Ellos no sabían cómo me sentía. La gente no puede decirte que sabe cómo te sientes. Lleva una cara como la mía por ahí durante un tiempo. Mira cómo la gente se encoge al mirarte. Entonces dime que sabes cómo me siento. Ponte a ver Easy Rider y despiértate con nieve en la pantalla. Entonces ve y dime que sabes cómo me siento.
[…]
Miré a Braiden. Dios, sus brazos. Sus piernas. Y veintidós años en esa cama. Llueve mierda y a veces te cae encima. O le cae al tío que tienes al lado. Con un poco de suerte al tío de al lado.

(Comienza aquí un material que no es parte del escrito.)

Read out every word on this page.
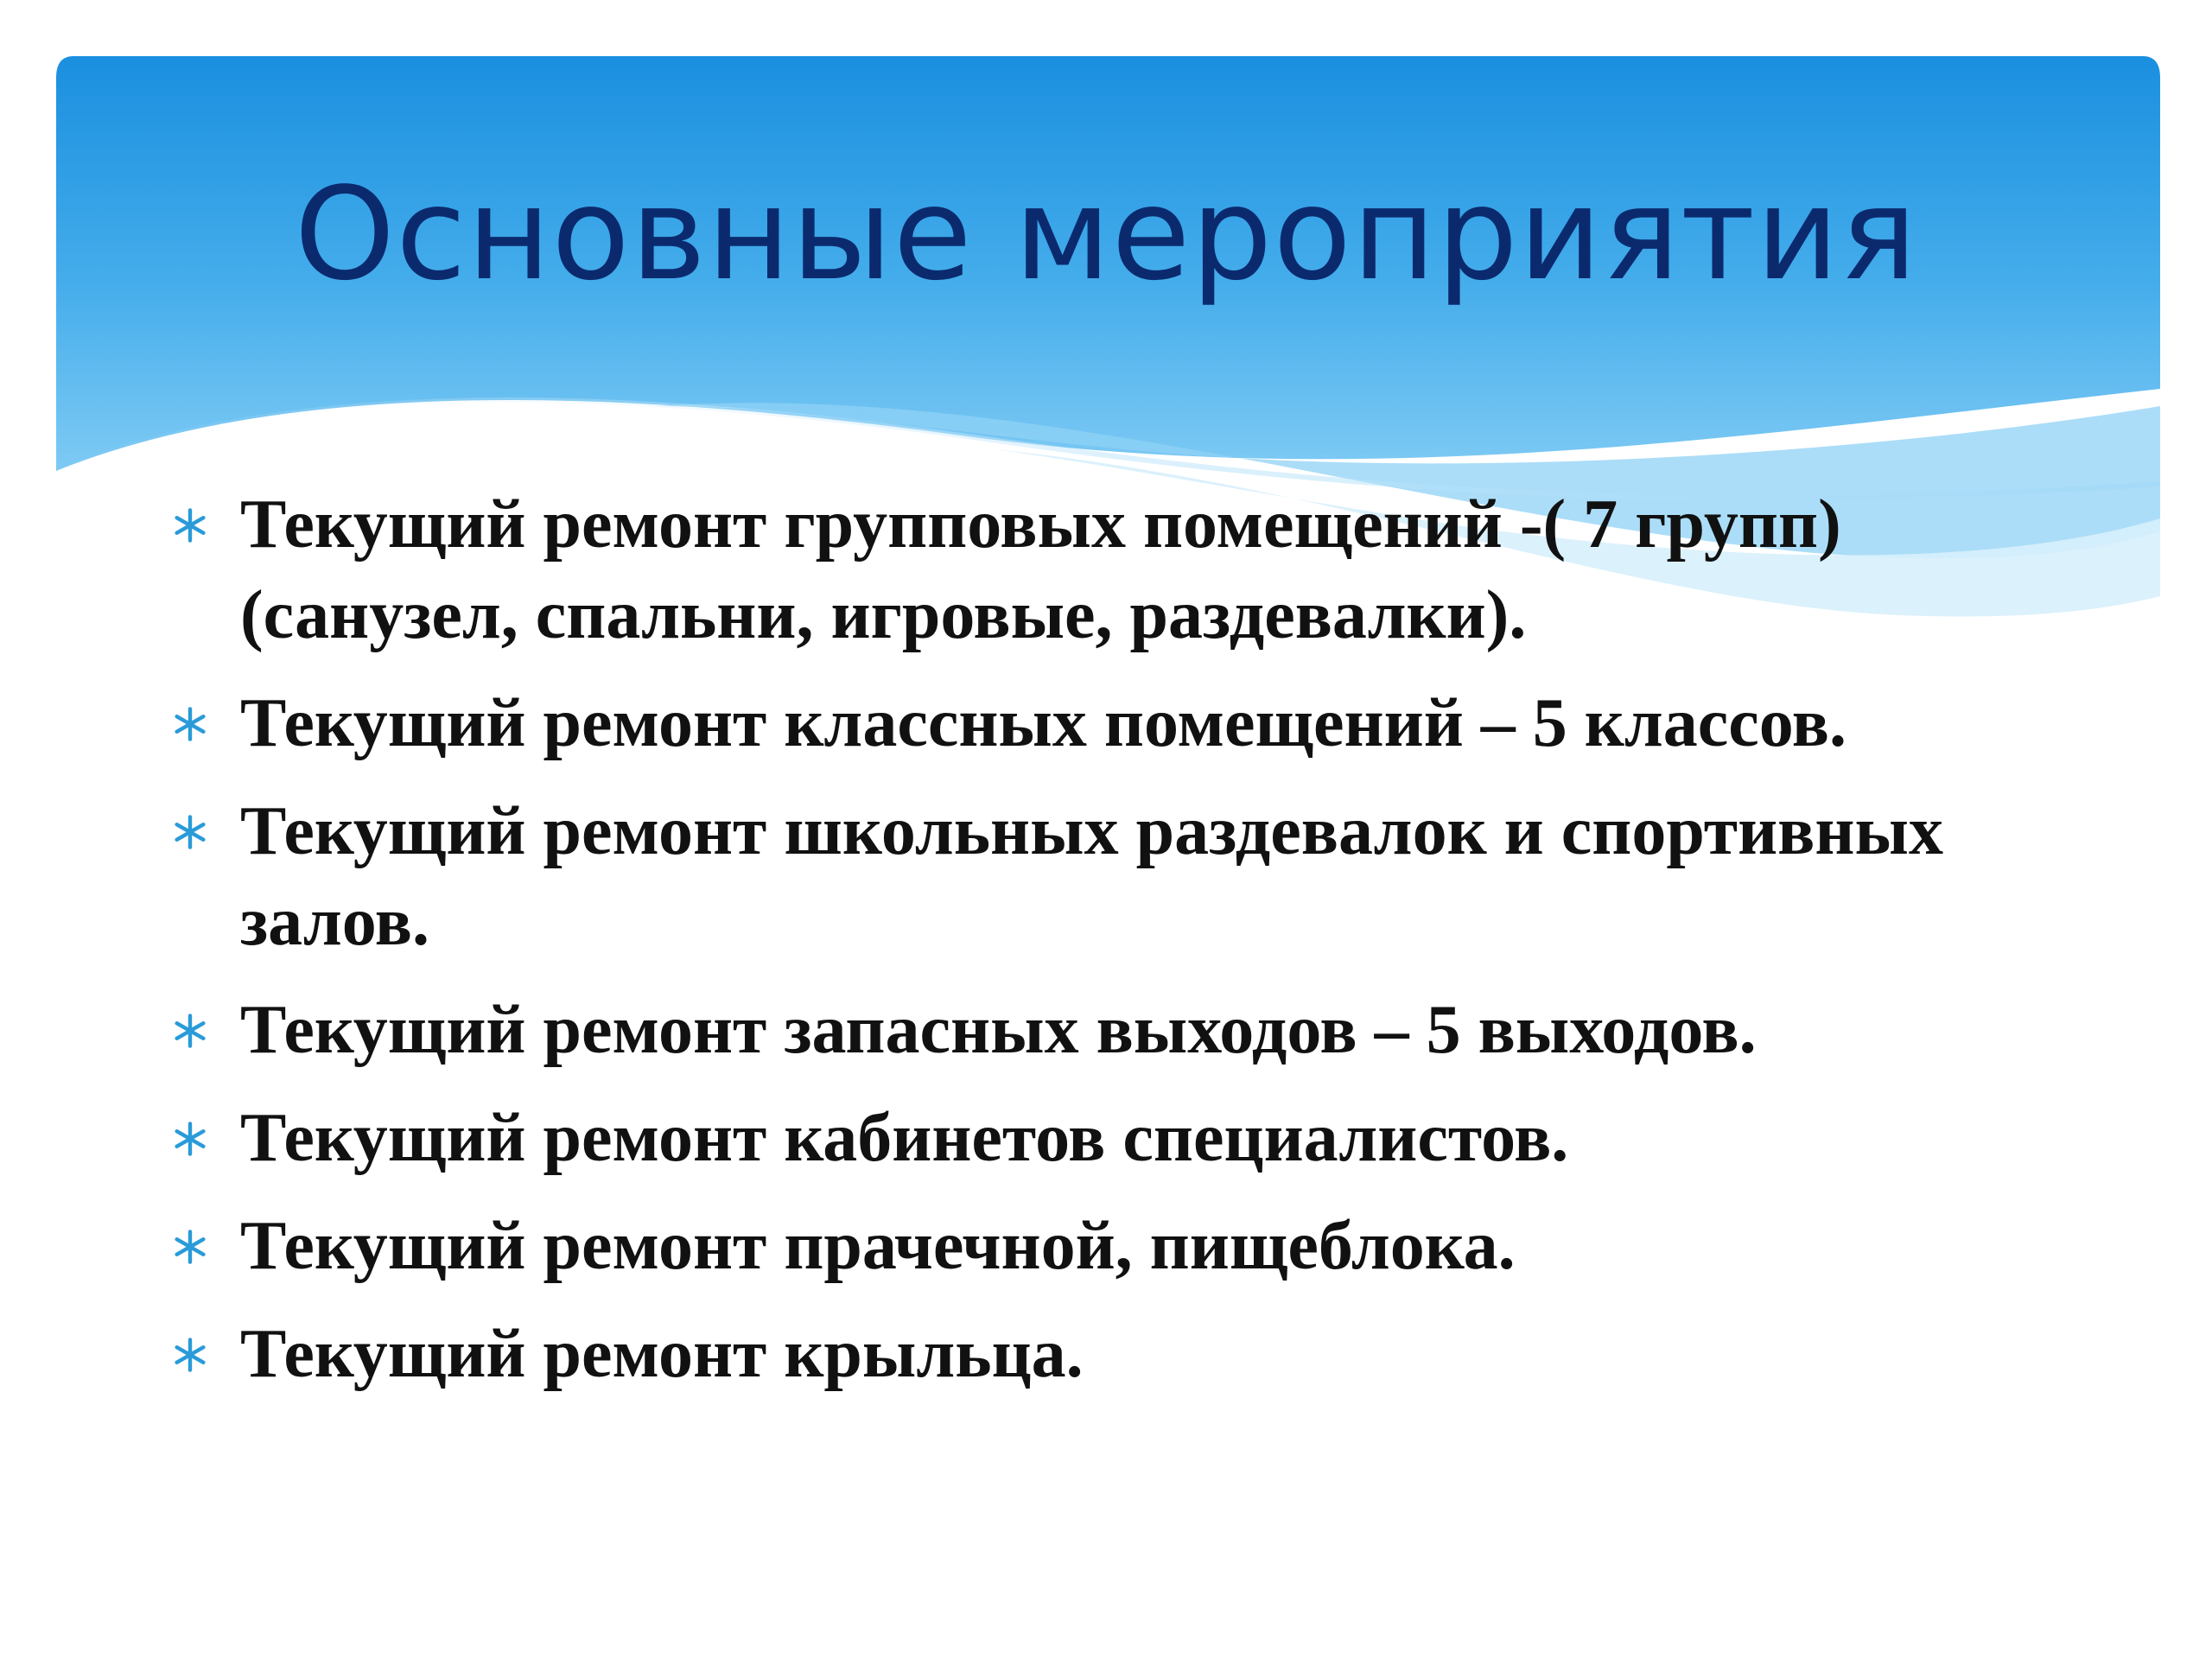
Основные мероприятия
Текущий ремонт групповых помещений -( 7 групп) (санузел, спальни, игровые, раздевалки).
Текущий ремонт классных помещений – 5 классов.
Текущий ремонт школьных раздевалок и спортивных залов.
Текущий ремонт запасных выходов – 5 выходов.
Текущий ремонт кабинетов специалистов.
Текущий ремонт прачечной, пищеблока.
Текущий ремонт крыльца.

Con las frases previas podríamos definir también la novela, y en general la narrativa de Brown: a menudo cae mierda y siempre les toca a sus personajes. Dice Braiden:

Algún hijo de puta me disparó y yo estaba detrás de un árbol. Nunca entendí, y aún sigo sin entenderlo, cómo lo hizo. Aunque no fue una herida grave. Por entonces tenía un buen juego de piernas. Me dio justo aquí, unos quince centímetros por encima de la rodilla, y me salió por detrás. No fue más que un rifle de pequeño calibre. Pero fue en la parte externa de la pierna, ya sabes, aquí en este músculo tan grueso. No dio en ningún hueso ni nada, simplemente lo atravesó. Dejó un pequeño agujero del tamaño de tu dedo meñique. En realidad ni siquiera sangró mucho. Aunque este otro. Tío, este fue como si fuese a morir desangrado. A morirme del shock. Cuando uno pierde tantísima sangre todo tu sistema se bloquea. Como dijiste hace un rato. Si no hubiesen tenido sangre en el helicóptero que vino a recogerme, ahí habría terminado todo para mí. Y habría sido muchísimo más fácil para todos si hubiese sido así. Para mi madre fue muy duro. ¿Sabes?, no le contario que había perdido los brazos y las piernas. Solo le dijeron que había sufrido muchos daños. Y tuvieron que amputarme todas las extremidades en cuanto lograron restablecerme la presión sanguínea. Joder, no pudieron hacer más. Tenía dos arterias completamente abiertas. Y, ¿sabes?, todo lo demás no había manera de salvarlo. Ni siquiera pudieron determinar con exactitud las veces que me habían disparado. Estimaron que me alcanzaron unas veinte balas.

Una novela de Larry Brown también sirvió de base para la película Joe, de David Gordon Green. Quien la haya visto, sabrá cómo se las gasta el autor. Pocas concesiones. Personajes llenos de fracturas (físicas y emocionales). Gente al borde del abismo. Y esperamos que, en Dirty Works, nos traigan más libros de Brown (1951 – 2004).